Various methods have been proposed to address the lack of conditional independence in latent class models for record linkage. For example, Tromp et al. incorporated conditional dependence between two fields by combining them into one field with four nominal levels of agreement [2]. This strategy can be cumbersome if conditional dependence exists between more than two fields since the number of nominal categories increases when combining agreement patterns for multiple fields. Schürle proposed an alternate approach to incorporating conditional dependence in the traditional F-S model framework by working directly with the joint distribution of the observed agreement pattern given the true match status. However, this model involves heavy parameterization that leads to significant overfitting of the model [10]. For example, when seven fields are used for record matching, this model involves 255 parameters, while the data could estimate at most 127 parameters.

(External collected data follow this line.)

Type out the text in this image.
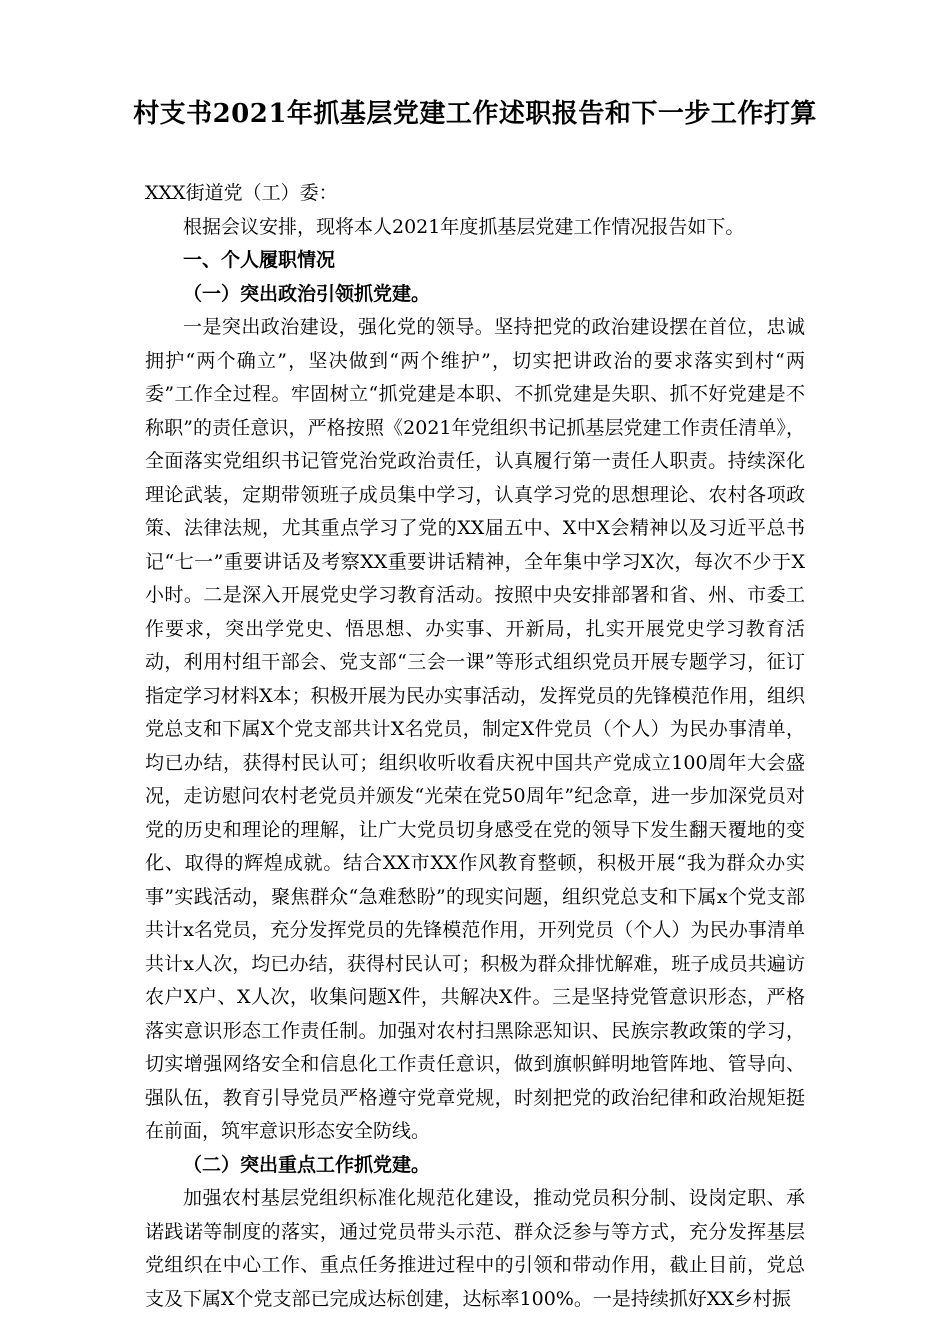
村支书2021年抓基层党建工作述职报告和下一步工作打算

XXX街道党（工）委：

根据会议安排，现将本人2021年度抓基层党建工作情况报告如下。

一、个人履职情况

（一）突出政治引领抓党建。

一是突出政治建设，强化党的领导。坚持把党的政治建设摆在首位，忠诚拥护“两个确立”，坚决做到“两个维护”，切实把讲政治的要求落实到村“两委”工作全过程。牢固树立“抓党建是本职、不抓党建是失职、抓不好党建是不称职”的责任意识，严格按照《2021年党组织书记抓基层党建工作责任清单》，全面落实党组织书记管党治党政治责任，认真履行第一责任人职责。持续深化理论武装，定期带领班子成员集中学习，认真学习党的思想理论、农村各项政策、法律法规，尤其重点学习了党的XX届五中、X中X会精神以及习近平总书记“七一”重要讲话及考察XX重要讲话精神，全年集中学习X次，每次不少于X小时。二是深入开展党史学习教育活动。按照中央安排部署和省、州、市委工作要求，突出学党史、悟思想、办实事、开新局，扎实开展党史学习教育活动，利用村组干部会、党支部“三会一课”等形式组织党员开展专题学习，征订指定学习材料X本；积极开展为民办实事活动，发挥党员的先锋模范作用，组织党总支和下属X个党支部共计X名党员，制定X件党员（个人）为民办事清单，均已办结，获得村民认可；组织收听收看庆祝中国共产党成立100周年大会盛况，走访慰问农村老党员并颁发“光荣在党50周年”纪念章，进一步加深党员对党的历史和理论的理解，让广大党员切身感受在党的领导下发生翻天覆地的变化、取得的辉煌成就。结合XX市XX作风教育整顿，积极开展“我为群众办实事”实践活动，聚焦群众“急难愁盼”的现实问题，组织党总支和下属x个党支部共计x名党员，充分发挥党员的先锋模范作用，开列党员（个人）为民办事清单共计x人次，均已办结，获得村民认可；积极为群众排忧解难，班子成员共遍访农户X户、X人次，收集问题X件，共解决X件。三是坚持党管意识形态，严格落实意识形态工作责任制。加强对农村扫黑除恶知识、民族宗教政策的学习，切实增强网络安全和信息化工作责任意识，做到旗帜鲜明地管阵地、管导向、强队伍，教育引导党员严格遵守党章党规，时刻把党的政治纪律和政治规矩挺在前面，筑牢意识形态安全防线。

（二）突出重点工作抓党建。

加强农村基层党组织标准化规范化建设，推动党员积分制、设岗定职、承诺践诺等制度的落实，通过党员带头示范、群众泛参与等方式，充分发挥基层党组织在中心工作、重点任务推进过程中的引领和带动作用，截止目前，党总支及下属X个党支部已完成达标创建，达标率100%。一是持续抓好XX乡村振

Due to the extreme complexity of the model, the proper choice of starting values is critical for parameter estimation. This greatly limits the usefulness of the approach due to the computational effort required to examine multiple starting values.

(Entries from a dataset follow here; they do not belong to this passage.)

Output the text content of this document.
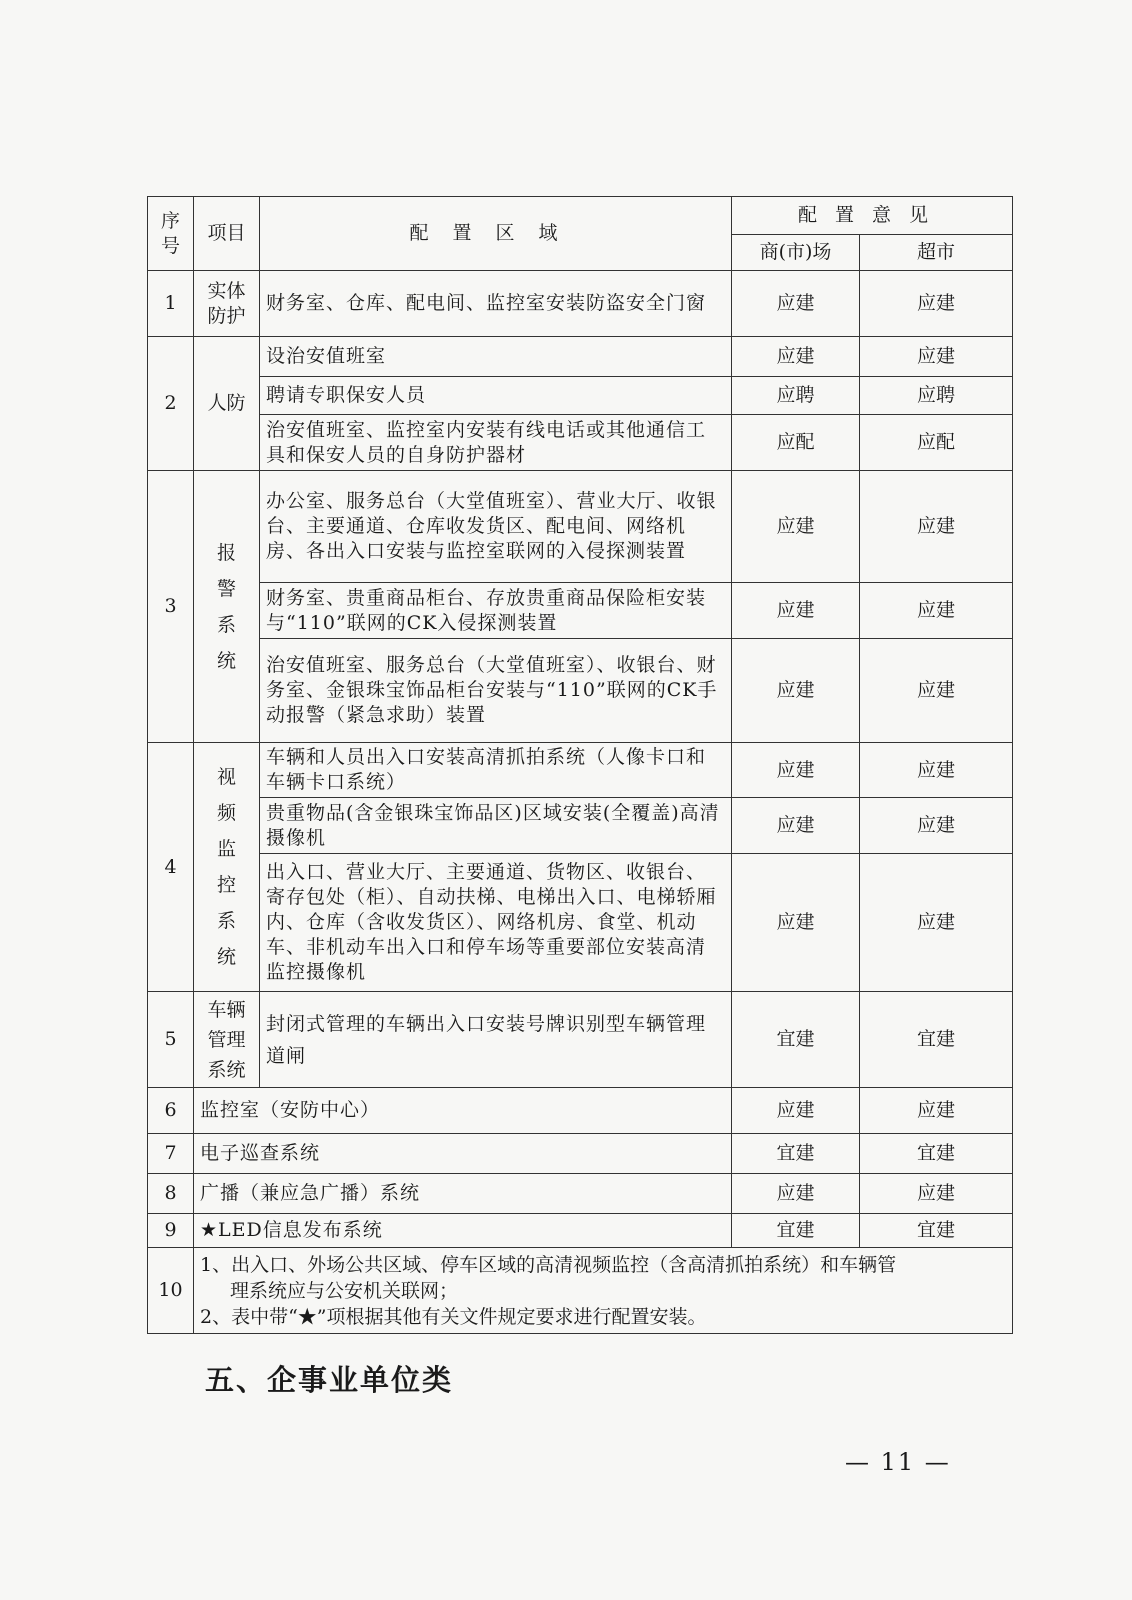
序号	项目	配置区域	配置意见	
			商(市)场	超市
1	实体防护	财务室、仓库、配电间、监控室安装防盗安全门窗	应建	应建
2	人防	设治安值班室	应建	应建
		聘请专职保安人员	应聘	应聘
		治安值班室、监控室内安装有线电话或其他通信工具和保安人员的自身防护器材	应配	应配
3	报警系统	办公室、服务总台（大堂值班室）、营业大厅、收银台、主要通道、仓库收发货区、配电间、网络机房、各出入口安装与监控室联网的入侵探测装置	应建	应建
		财务室、贵重商品柜台、存放贵重商品保险柜安装与“110”联网的CK入侵探测装置	应建	应建
		治安值班室、服务总台（大堂值班室）、收银台、财务室、金银珠宝饰品柜台安装与“110”联网的CK手动报警（紧急求助）装置	应建	应建
4	视频监控系统	车辆和人员出入口安装高清抓拍系统（人像卡口和车辆卡口系统）	应建	应建
		贵重物品(含金银珠宝饰品区)区域安装(全覆盖)高清摄像机	应建	应建
		出入口、营业大厅、主要通道、货物区、收银台、寄存包处（柜）、自动扶梯、电梯出入口、电梯轿厢内、仓库（含收发货区）、网络机房、食堂、机动车、非机动车出入口和停车场等重要部位安装高清监控摄像机	应建	应建
5	车辆管理系统	封闭式管理的车辆出入口安装号牌识别型车辆管理道闸	宜建	宜建
6	监控室（安防中心）		应建	应建
7	电子巡查系统		宜建	宜建
8	广播（兼应急广播）系统		应建	应建
9	★LED信息发布系统		宜建	宜建
10	1、出入口、外场公共区域、停车区域的高清视频监控（含高清抓拍系统）和车辆管
理系统应与公安机关联网；
2、表中带“★”项根据其他有关文件规定要求进行配置安装。			
五、企事业单位类
— 11 —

Latent class models with conditional independence can be equivalently formulated using a loglinear framework [11, 12]. Using this formulation, the conditional independence assumption can be readily relaxed to account for conditional dependence among fields by including interactions among fields within the match class or the nonmatch class or both [13]. Such loglinear approaches incorporating interactions within latent classes have been used in many applications, notably in diagnostic testing [14, 15].

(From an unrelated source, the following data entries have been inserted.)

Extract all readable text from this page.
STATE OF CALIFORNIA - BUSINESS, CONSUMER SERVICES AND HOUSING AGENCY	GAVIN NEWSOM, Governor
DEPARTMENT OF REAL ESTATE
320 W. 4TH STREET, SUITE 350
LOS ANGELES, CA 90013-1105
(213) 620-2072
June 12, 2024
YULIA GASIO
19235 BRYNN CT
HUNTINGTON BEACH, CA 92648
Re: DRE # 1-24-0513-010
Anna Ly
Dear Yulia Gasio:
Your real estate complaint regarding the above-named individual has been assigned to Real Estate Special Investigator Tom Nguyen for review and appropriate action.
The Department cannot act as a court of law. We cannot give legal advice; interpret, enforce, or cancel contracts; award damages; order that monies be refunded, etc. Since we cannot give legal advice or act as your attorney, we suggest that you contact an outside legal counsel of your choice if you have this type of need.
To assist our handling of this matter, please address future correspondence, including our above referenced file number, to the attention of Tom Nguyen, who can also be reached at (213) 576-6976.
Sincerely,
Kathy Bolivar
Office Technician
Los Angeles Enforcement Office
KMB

Similarly, loglinear models have been applied to record linkage applications. Using survey data whose record pairs had known match status, Thibaudeau identified fields with conditional dependence using a loglinear model with selected interactions [8]. Winkler estimated a loglinear model using three-way interactions, acknowledging that identifying the correct set of interactions is difficult when a large number of fields are involved [16]. Loglinear models with certain interaction terms have also been applied in record linkage by Larsen and his colleagues [17, 18]. There has been no research on effectively identifying appropriate interactions in record linkage until the stepwise model building strategy for identifying interactions recently proposed by Zhu et al. [19]. However, this approach can only identify models with all interactions of the same order.

Many previous record linkage studies focused largely on maximum likelihood (ML) estimation, where the parameter estimates of the loglinear model were obtained using an Expectation-Maximization (EM) algorithm. For situations such as the latent class model where incomplete data (unobserved classes) are involved, the EM algorithm is a powerful tool to estimate model parameters [20]. However, as noted by Winkler (1995), the EM algorithm takes substantially longer to reach convergence when conditional dependence is incorporated in the loglinear model because the M-step does not have a closed-form solution [21]. Alternatively, estimating the loglinear latent class model can be conveniently implemented using routines in existing software, such as SAS® PROC NLMIXED (Cary, NC), thus providing a pragmatic approach to incorporating conditional dependence more efficiently.

Even though loglinear models have been proposed by multiple authors for handling conditional dependence in HIE, implementation of such models requires customized programs and the process for choosing pairwise interactions in these models has not been specified. We therefore describe and evaluate a method for identifying conditional dependence among fields, which are subsequently incorporated as interactions in a loglinear model fitted using standard software. To illustrate the methodology, we use an application linking a client list of a county health department to itself for de-duplication. The step-by-step method described is supplemented by sample code which can be readily modified for linking any two data sets using standard statistical software.